Nel primo pomeriggio suona il campanello di casa.
È un mio amico, tra i più stretti, e anche compagno di scuola al liceo.
Apro e mentre sale le scale mi dice:
"Ciao, oh, ambasciator non porta pena"
Lo guardo strano e tra me e me mi chiedo che ambasciata possa portarmi.
In breve mi dice che gli ex compagni di classe - quella in cui mi pugnalarono alle spalle non ammettendomi alla maturità - vogliono ritrovarsi.
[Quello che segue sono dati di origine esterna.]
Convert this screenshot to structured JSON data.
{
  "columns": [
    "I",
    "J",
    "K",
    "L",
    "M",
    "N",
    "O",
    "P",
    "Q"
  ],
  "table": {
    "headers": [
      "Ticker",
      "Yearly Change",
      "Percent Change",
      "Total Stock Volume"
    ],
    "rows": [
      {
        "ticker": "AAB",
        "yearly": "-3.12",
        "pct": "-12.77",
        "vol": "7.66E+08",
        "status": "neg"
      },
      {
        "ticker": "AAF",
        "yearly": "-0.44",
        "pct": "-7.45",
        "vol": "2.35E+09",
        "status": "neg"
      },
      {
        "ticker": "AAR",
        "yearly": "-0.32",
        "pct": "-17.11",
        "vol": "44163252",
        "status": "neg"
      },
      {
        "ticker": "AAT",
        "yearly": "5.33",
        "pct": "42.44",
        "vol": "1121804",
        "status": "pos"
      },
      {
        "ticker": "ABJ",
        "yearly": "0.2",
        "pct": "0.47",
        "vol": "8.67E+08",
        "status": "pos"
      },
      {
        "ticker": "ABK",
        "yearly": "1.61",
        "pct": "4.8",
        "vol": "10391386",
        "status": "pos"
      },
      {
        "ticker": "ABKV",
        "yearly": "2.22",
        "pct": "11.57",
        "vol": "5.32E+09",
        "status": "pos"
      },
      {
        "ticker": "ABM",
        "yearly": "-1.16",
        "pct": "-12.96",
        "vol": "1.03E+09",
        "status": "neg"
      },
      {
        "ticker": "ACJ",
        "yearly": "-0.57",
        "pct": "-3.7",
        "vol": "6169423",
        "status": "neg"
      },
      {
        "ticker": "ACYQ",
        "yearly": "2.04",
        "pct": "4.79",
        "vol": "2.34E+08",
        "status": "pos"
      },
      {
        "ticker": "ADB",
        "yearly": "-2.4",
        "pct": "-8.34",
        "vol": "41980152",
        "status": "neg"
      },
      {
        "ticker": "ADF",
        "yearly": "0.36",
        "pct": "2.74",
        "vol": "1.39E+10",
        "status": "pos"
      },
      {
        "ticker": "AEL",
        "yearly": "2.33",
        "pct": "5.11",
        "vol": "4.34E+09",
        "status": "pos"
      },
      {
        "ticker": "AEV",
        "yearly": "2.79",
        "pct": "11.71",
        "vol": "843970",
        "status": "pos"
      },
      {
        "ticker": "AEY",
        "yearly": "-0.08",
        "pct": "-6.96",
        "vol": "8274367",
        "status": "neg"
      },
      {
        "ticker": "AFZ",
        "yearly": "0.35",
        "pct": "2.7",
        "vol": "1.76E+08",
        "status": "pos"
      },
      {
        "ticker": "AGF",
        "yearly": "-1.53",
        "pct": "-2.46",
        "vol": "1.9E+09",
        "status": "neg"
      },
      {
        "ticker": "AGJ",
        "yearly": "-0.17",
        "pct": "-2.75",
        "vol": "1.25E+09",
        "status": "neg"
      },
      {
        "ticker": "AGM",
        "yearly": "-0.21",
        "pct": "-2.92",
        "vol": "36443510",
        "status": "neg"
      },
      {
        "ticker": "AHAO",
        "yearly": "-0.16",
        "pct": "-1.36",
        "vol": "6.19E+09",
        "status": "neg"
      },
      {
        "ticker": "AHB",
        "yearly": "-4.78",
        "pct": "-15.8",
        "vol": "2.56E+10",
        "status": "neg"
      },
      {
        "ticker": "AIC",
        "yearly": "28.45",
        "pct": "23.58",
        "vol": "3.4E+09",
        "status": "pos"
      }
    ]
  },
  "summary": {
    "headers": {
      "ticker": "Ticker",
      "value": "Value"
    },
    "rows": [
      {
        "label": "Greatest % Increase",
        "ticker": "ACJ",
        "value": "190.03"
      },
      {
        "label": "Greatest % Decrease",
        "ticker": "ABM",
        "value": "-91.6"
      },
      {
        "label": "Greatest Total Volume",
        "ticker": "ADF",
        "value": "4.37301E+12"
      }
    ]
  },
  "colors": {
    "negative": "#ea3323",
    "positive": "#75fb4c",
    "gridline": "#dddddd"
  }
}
Mi fa vedere i messaggi che si sono scambiati allo smartphone, una chat di gruppo, che io non possedendo l'aggeggio non potrei vedere, e una foto di gruppo lì condivisa, di cui non conservo nessuna memoria sulla quale, oltre a me defilato e dimezzato noto subito, in prima fila, la bestia.
Con un gesto schifato gli restituisco il telefonino e giro la testa dall'altra parte.
Cerco di rimanere razionale, pur declinado l'invito, dicendo che non avrei nessun piacere, anzi, il contrario, a incontrare quella classe, pur non avendo niente in particolare contro nessuno dei miei ex compagni presi singolarmente.
Cerco di rimanere razionale, ma il vedere la foto della bestia dopo più di 30 anni fa si che la razionalità mi abbandoni e le ghiandole prendano sopravvento.
Devo aver tirato anche qualche bestemmia.
Non so quante volte ho detto che agisco egoisticamente, che non mi devono nulla.
Devo avergli riraccontato, dopo che nei primi momenti continuavo a ripetermi mentalmente di cambiar discorso, di parlare d'altro, ma la testa e la pancia sempre lì tornava, di tutti quegli anni in cui mi sentivo un deficiente.
Mi ricordo solo che ho finito dicendo che in quella classe al liceo loro hanno vissuto una fine, una delle tante, un rito di passaggio, ma per me è stata la fine.
Credevo che dopo l'esperienza universitaria in età adulta avanzata di essermi messo in pace, perchè mi ero dimostrato nell'unica maniera possibile, cioè facendoli, che se non riuscivo a passare esami al tempo giusto non era perchè fossi diventato improvvisamente deficiente, ma perchè c'era altro.
Invece è bastata una foto in cui si vedeva la bestia e sono ancora preda di un'unica emozione: odio odio odio odio odio odio
Anche adesso mentre sto scrivendo, ore dopo averla vista.